Integrative phenotypic and genomic analyses reveal strain-dependent responses to acute ozone exposure and their associations with airway macrophage transcriptional activity [RNA-seq]. Integrative phenotypic and genomic analyses reveal strain-dependent responses to acute ozone exposure and their associations with airway macrophage transcriptional activity [RNA-seq]
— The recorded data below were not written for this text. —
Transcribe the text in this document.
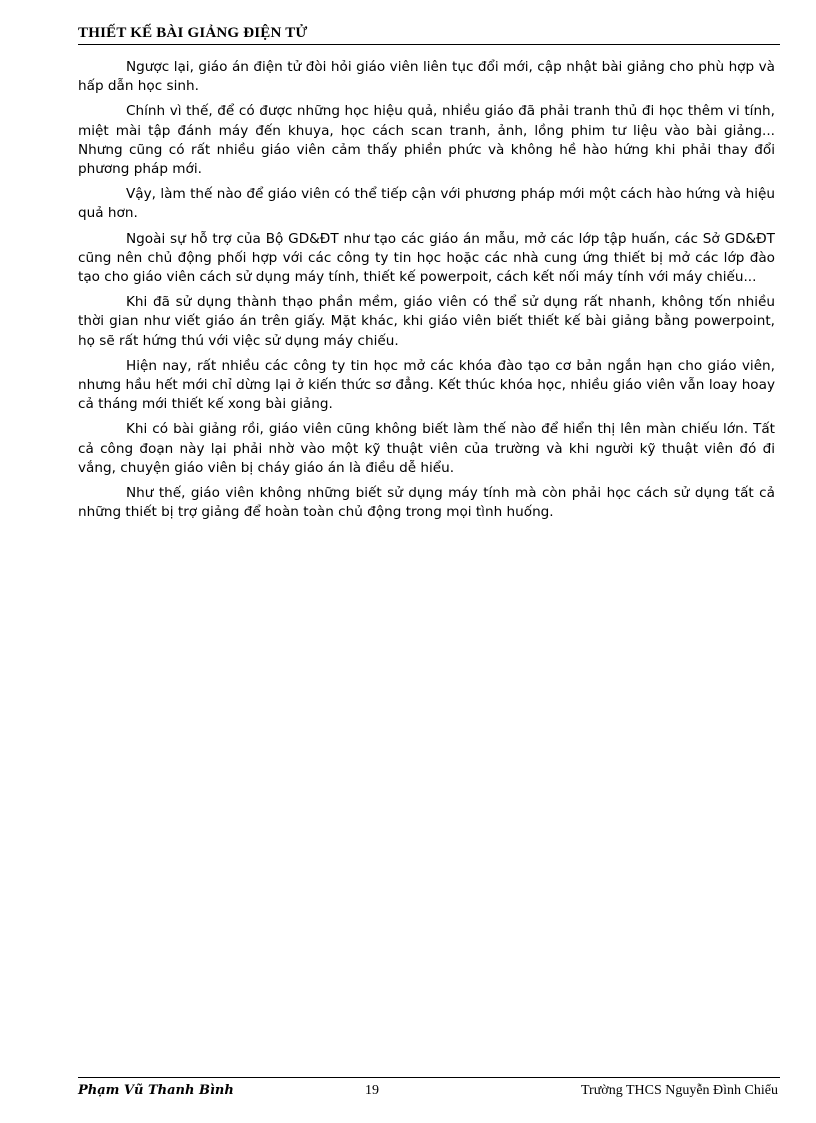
THIẾT KẾ BÀI GIẢNG ĐIỆN TỬ

Ngược lại, giáo án điện tử đòi hỏi giáo viên liên tục đổi mới, cập nhật bài giảng cho phù hợp và hấp dẫn học sinh.

Chính vì thế, để có được những học hiệu quả, nhiều giáo đã phải tranh thủ đi học thêm vi tính, miệt mài tập đánh máy đến khuya, học cách scan tranh, ảnh, lồng phim tư liệu vào bài giảng... Nhưng cũng có rất nhiều giáo viên cảm thấy phiền phức và không hề hào hứng khi phải thay đổi phương pháp mới.

Vậy, làm thế nào để giáo viên có thể tiếp cận với phương pháp mới một cách hào hứng và hiệu quả hơn.

Ngoài sự hỗ trợ của Bộ GD&ĐT như tạo các giáo án mẫu, mở các lớp tập huấn, các Sở GD&ĐT cũng nên chủ động phối hợp với các công ty tin học hoặc các nhà cung ứng thiết bị mở các lớp đào tạo cho giáo viên cách sử dụng máy tính, thiết kế powerpoit, cách kết nối máy tính với máy chiếu...

Khi đã sử dụng thành thạo phần mềm, giáo viên có thể sử dụng rất nhanh, không tốn nhiều thời gian như viết giáo án trên giấy. Mặt khác, khi giáo viên biết thiết kế bài giảng bằng powerpoint, họ sẽ rất hứng thú với việc sử dụng máy chiếu.

Hiện nay, rất nhiều các công ty tin học mở các khóa đào tạo cơ bản ngắn hạn cho giáo viên, nhưng hầu hết mới chỉ dừng lại ở kiến thức sơ đẳng. Kết thúc khóa học, nhiều giáo viên vẫn loay hoay cả tháng mới thiết kế xong bài giảng.

Khi có bài giảng rồi, giáo viên cũng không biết làm thế nào để hiển thị lên màn chiếu lớn. Tất cả công đoạn này lại phải nhờ vào một kỹ thuật viên của trường và khi người kỹ thuật viên đó đi vắng, chuyện giáo viên bị cháy giáo án là điều dễ hiểu.

Như thế, giáo viên không những biết sử dụng máy tính mà còn phải học cách sử dụng tất cả những thiết bị trợ giảng để hoàn toàn chủ động trong mọi tình huống.

Phạm Vũ Thanh Bình	19	Trường THCS Nguyễn Đình Chiểu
Acute ozone (O₃) exposure is associated with multiple adverse cardiorespiratory outcomes, the severity of which varies across human populations and rodent models from diverse genetic backgrounds. However, molecular determinants of response, including biomarkers that distinguish which individuals will develop more severe injury and inflammation (i.e., high responders), are poorly characterized. Here, we exposed adult, female and male mice from 6 strains, including 5 Collaborative Cross (CC) strains, to filtered air (FA) or 2 ppm O₃ for 3 hours, and measured several inflammatory and injury parameters 21 hours later. Additionally, we collected airway macrophages and performed RNA-seq analysis to investigate influences of strain, treatment, and strain-by-treatment interactions on gene expression as well as transcriptional correlates of lung phenotypes. Animals exposed to O₃ developed airway neutrophilia and lung injury, with varying degrees of severity. We identified many genes that were altered by O₃ exposure across all strains, and examination of genes whose expression was influenced by strain-by-treatment interactions revealed prominent differences in response between the CC017/Unc and CC003/Unc strains, which were low- and high-responders, respectively (as measured by cellular inflammation and injury). Further investigation of this contrast indicated that baseline gene expression differences likely contribute to their divergent post-O₃ exposure transcriptional responses. We also observed alterations in chromatin accessibility that differed by strain and with strain-by-treatment interactions, lending further plausibility that baseline differences can modulate post-exposure responses. Together, these results suggest that aspects of the respiratory response to O₃ exposure may be mediated through altered airway macrophage transcriptional signatures, and further confirms the importance of gene-by-environment interactions in mediating differential responsiveness to environmental agents. Overall design: We profiled transcriptomes from adult, male and female mice representing 6 different strains (C57BL/6J and 5 CC strains) collected from airway macrophages 21 hours after a 3 hour exposure to filtered air or 2 ppm ozone.

急性臭氧（O₃）暴露可引发多种不良心肺结局，其严重程度在不同遗传背景的人类群体与啮齿类动物模型中存在显著差异。然而，目前针对臭氧暴露应答的分子决定因素——包括可区分个体是否会发生更严重损伤与炎症的生物标志物（即高应答者）——的研究仍较为匮乏。 本研究中，我们将来自6个品系（含5个协作杂交（Collaborative Cross, CC）品系）的成年雌雄小鼠暴露于过滤空气（FA）或2 ppm臭氧中3小时，并于暴露后21小时检测了多项炎症与损伤相关指标。此外，我们收集了气道巨噬细胞并开展RNA测序（RNA-seq）分析，以探究品系、处理方式以及品系-处理交互作用对基因表达的影响，同时分析肺表型的转录关联特征。 暴露于臭氧的小鼠均出现气道中性粒细胞增多与肺损伤，且严重程度存在显著异质性。我们鉴定出了所有品系中均因臭氧暴露发生表达改变的大量基因；对受品系-处理交互作用影响的基因进行分析后发现，CC017/Unc与CC003/Unc两个品系的应答存在显著差异：前者为低应答者，后者为高应答者（以细胞炎症与损伤程度作为评估标准）。针对这一差异的进一步研究表明，基础基因表达差异可能是二者臭氧暴露后转录应答出现分歧的原因。我们还观察到染色质可及性的改变，且该改变因品系及品系-处理交互作用而异，进一步佐证了基础差异可调控暴露后应答这一结论。 综上，本研究结果提示，臭氧暴露引发的呼吸道应答特征可能通过气道巨噬细胞的转录谱改变得以介导，同时进一步证实了基因-环境交互作用在调控机体对环境因子的差异化应答中的重要性。 实验整体设计：我们采集了6个品系（C57BL/6J及5个CC品系）的成年雌雄小鼠的气道巨噬细胞，这些小鼠在暴露于过滤空气或2 ppm臭氧3小时后21小时被采样，并对其转录组进行了分析。